Back in 1987, when Mr. Reagan applied his veto to what was generally known at the time as the highway and mass transit bill, he was offended by the 152 earmarks for pet projects favored by members of Congress. But on Wednesday Mr. Bush signed a transportation bill containing no fewer than 6,371 earmarks. Each one of these, as Mr. Reagan understood but Mr. Bush apparently doesn’t, amounts to a conscious decision to waste taxpayers’ dollars. One point of an earmark is to direct money to a project that would not receive money as a result of rational judgments based on cost-benefit analyses.

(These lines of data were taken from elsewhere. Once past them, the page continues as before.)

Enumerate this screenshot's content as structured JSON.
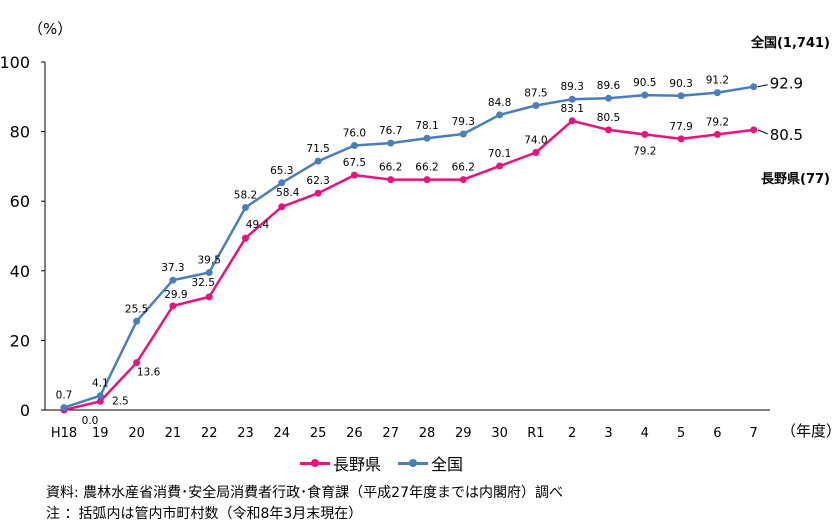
{
  "chart_data": {
    "type": "line",
    "y_unit_label": "（%）",
    "x_unit_label": "（年度）",
    "ylim": [
      0,
      100
    ],
    "yticks": [
      0,
      20,
      40,
      60,
      80,
      100
    ],
    "grid": false,
    "legend_placement": "bottom-center",
    "categories": [
      "H18",
      "19",
      "20",
      "21",
      "22",
      "23",
      "24",
      "25",
      "26",
      "27",
      "28",
      "29",
      "30",
      "R1",
      "2",
      "3",
      "4",
      "5",
      "6",
      "7"
    ],
    "series": [
      {
        "name": "長野県",
        "color": "#e8147d",
        "values": [
          0.0,
          2.5,
          13.6,
          29.9,
          32.5,
          49.4,
          58.4,
          62.3,
          67.5,
          66.2,
          66.2,
          66.2,
          70.1,
          74.0,
          83.1,
          80.5,
          79.2,
          77.9,
          79.2,
          80.5
        ],
        "end_label": "80.5",
        "annotation": "長野県(77)"
      },
      {
        "name": "全国",
        "color": "#4a7ebb",
        "values": [
          0.7,
          4.1,
          25.5,
          37.3,
          39.5,
          58.2,
          65.3,
          71.5,
          76.0,
          76.7,
          78.1,
          79.3,
          84.8,
          87.5,
          89.3,
          89.6,
          90.5,
          90.3,
          91.2,
          92.9
        ],
        "end_label": "92.9",
        "annotation": "全国(1,741)"
      }
    ]
  },
  "source_note": "資料: 農林水産省消費･安全局消費者行政･食育課（平成27年度までは内閣府）調べ",
  "footnote": " 注 ：括弧内は管内市町村数（令和8年3月末現在）"
}
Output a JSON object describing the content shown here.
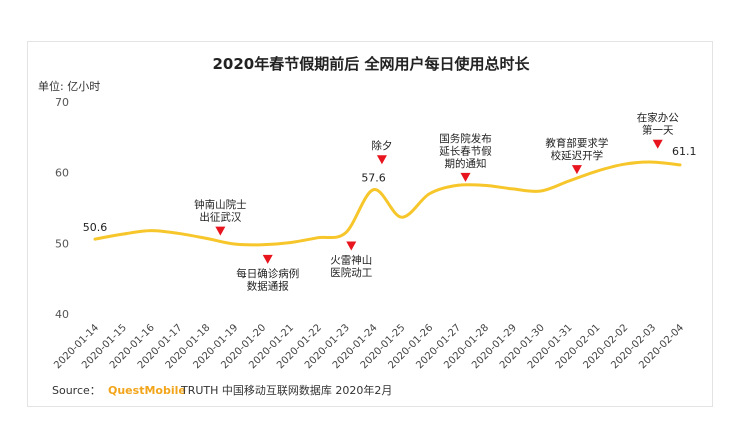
{
  "chart_data": {
    "type": "line",
    "title": "2020年春节假期前后 全网用户每日使用总时长",
    "ylabel": "单位: 亿小时",
    "ylim": [
      40,
      70
    ],
    "yticks": [
      40,
      50,
      60,
      70
    ],
    "grid": false,
    "series_color": "#f6c62a",
    "marker_color": "#e8141e",
    "categories": [
      "2020-01-14",
      "2020-01-15",
      "2020-01-16",
      "2020-01-17",
      "2020-01-18",
      "2020-01-19",
      "2020-01-20",
      "2020-01-21",
      "2020-01-22",
      "2020-01-23",
      "2020-01-24",
      "2020-01-25",
      "2020-01-26",
      "2020-01-27",
      "2020-01-28",
      "2020-01-29",
      "2020-01-30",
      "2020-01-31",
      "2020-02-01",
      "2020-02-02",
      "2020-02-03",
      "2020-02-04"
    ],
    "values": [
      50.6,
      51.3,
      51.8,
      51.4,
      50.7,
      49.9,
      49.8,
      50.1,
      50.8,
      51.5,
      57.6,
      53.7,
      57.0,
      58.2,
      58.2,
      57.7,
      57.4,
      58.8,
      60.2,
      61.2,
      61.5,
      61.1
    ],
    "data_labels": [
      {
        "index": 0,
        "text": "50.6"
      },
      {
        "index": 10,
        "text": "57.6"
      },
      {
        "index": 21,
        "text": "61.1"
      }
    ],
    "annotations": [
      {
        "index": 4.5,
        "lines": [
          "钟南山院士",
          "出征武汉"
        ],
        "pos": "above",
        "y": 51.8
      },
      {
        "index": 6.2,
        "lines": [
          "每日确诊病例",
          "数据通报"
        ],
        "pos": "below",
        "y": 47.8
      },
      {
        "index": 9.2,
        "lines": [
          "火雷神山",
          "医院动工"
        ],
        "pos": "below",
        "y": 49.7
      },
      {
        "index": 10.3,
        "lines": [
          "除夕"
        ],
        "pos": "above",
        "y": 61.9
      },
      {
        "index": 13.3,
        "lines": [
          "国务院发布",
          "延长春节假",
          "期的通知"
        ],
        "pos": "above",
        "y": 59.4
      },
      {
        "index": 17.3,
        "lines": [
          "教育部要求学",
          "校延迟开学"
        ],
        "pos": "above",
        "y": 60.5
      },
      {
        "index": 20.2,
        "lines": [
          "在家办公",
          "第一天"
        ],
        "pos": "above",
        "y": 64.1
      }
    ]
  },
  "footer": {
    "source_label": "Source：",
    "brand": "QuestMobile",
    "source_text": "TRUTH 中国移动互联网数据库 2020年2月"
  }
}
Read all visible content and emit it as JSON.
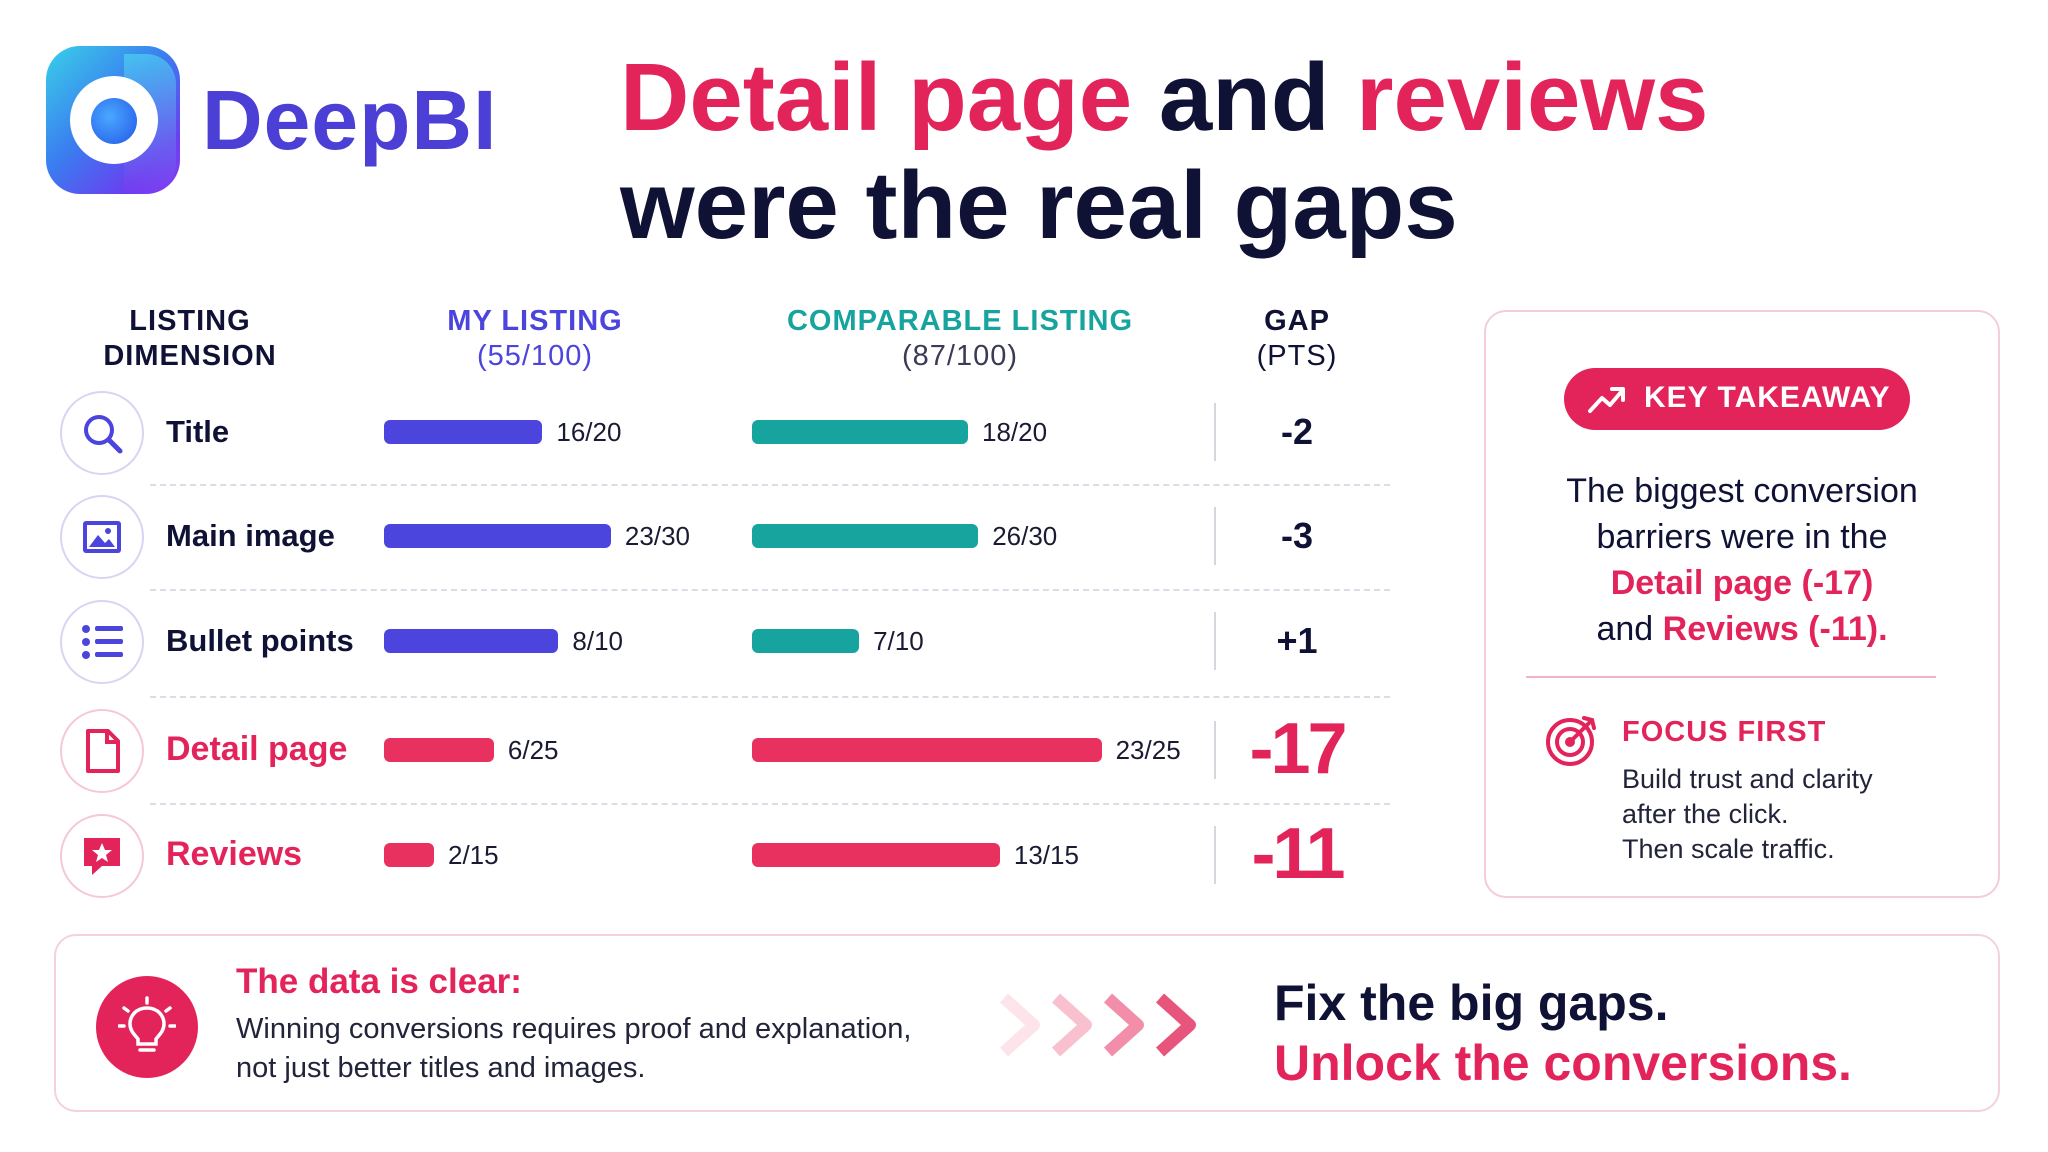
{
  "brand": {
    "name": "DeepBI"
  },
  "title": {
    "part1": "Detail page",
    "part2": " and ",
    "part3": "reviews",
    "line2": "were the real gaps"
  },
  "colors": {
    "my_listing": "#4b45dd",
    "comparable": "#17a39e",
    "gap_highlight": "#e8315f",
    "accent": "#e3245b"
  },
  "table": {
    "headers": {
      "dimension": "LISTING DIMENSION",
      "my_listing": "MY LISTING",
      "my_listing_score": "(55/100)",
      "comparable": "COMPARABLE LISTING",
      "comparable_score": "(87/100)",
      "gap": "GAP",
      "gap_unit": "(PTS)"
    }
  },
  "chart_data": {
    "type": "bar",
    "orientation": "horizontal",
    "categories": [
      "Title",
      "Main image",
      "Bullet points",
      "Detail page",
      "Reviews"
    ],
    "icons": [
      "search-icon",
      "image-icon",
      "list-icon",
      "document-icon",
      "star-chat-icon"
    ],
    "series": [
      {
        "name": "MY LISTING",
        "values": [
          16,
          23,
          8,
          6,
          2
        ],
        "labels": [
          "16/20",
          "23/30",
          "8/10",
          "6/25",
          "2/15"
        ]
      },
      {
        "name": "COMPARABLE LISTING",
        "values": [
          18,
          26,
          7,
          23,
          13
        ],
        "labels": [
          "18/20",
          "26/30",
          "7/10",
          "23/25",
          "13/15"
        ]
      }
    ],
    "max_points": [
      20,
      30,
      10,
      25,
      15
    ],
    "gaps": [
      "-2",
      "-3",
      "+1",
      "-17",
      "-11"
    ],
    "highlighted": [
      false,
      false,
      false,
      true,
      true
    ]
  },
  "takeaway": {
    "label": "KEY TAKEAWAY",
    "line1": "The biggest conversion",
    "line2": "barriers were in the",
    "highlight1": "Detail page (-17)",
    "and": "and ",
    "highlight2": "Reviews (-11)",
    "period": ".",
    "focus_title": "FOCUS FIRST",
    "focus_line1": "Build trust and clarity",
    "focus_line2": "after the click.",
    "focus_line3": "Then scale traffic."
  },
  "banner": {
    "title": "The data is clear:",
    "line1": "Winning conversions requires proof and explanation,",
    "line2": "not just better titles and images.",
    "cta1": "Fix the big gaps.",
    "cta2": "Unlock the conversions."
  }
}
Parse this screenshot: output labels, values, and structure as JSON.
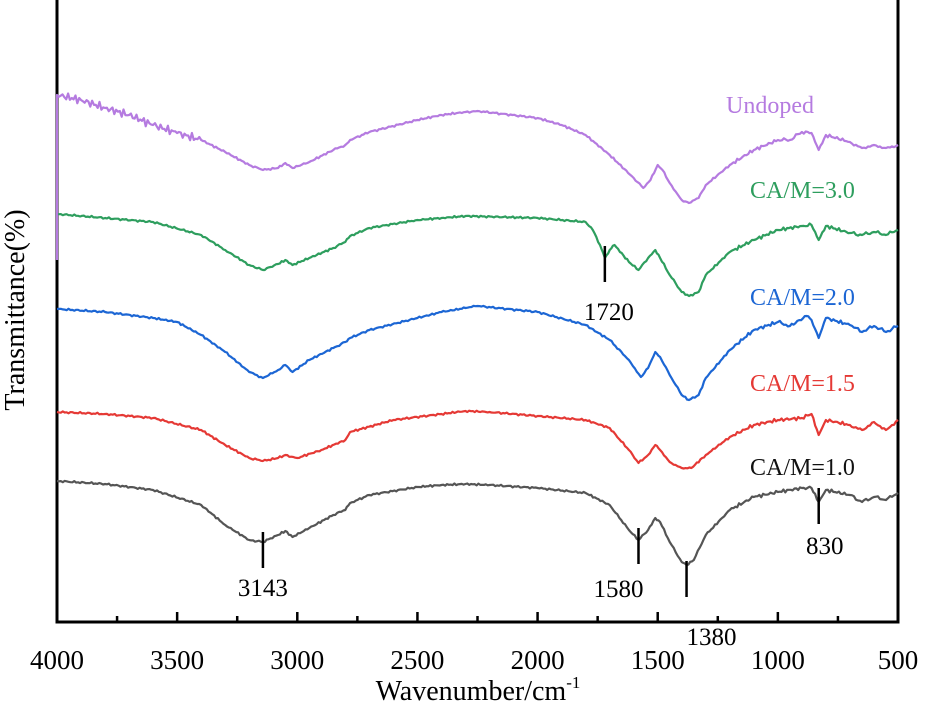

Mr. Bush, who had threatened to veto wasteful spending bills, chose instead to cave in. He did so despite the fact that in addition to a record number of earmarks the transportation bill came with a price tag that he had once called unacceptable. The bill has a declared cost of $286 billion over five years plus a concealed cost of a further $9 billion; Mr. Bush had earlier drawn a line in the sand at $256 billion, then drawn another line at $284 billion.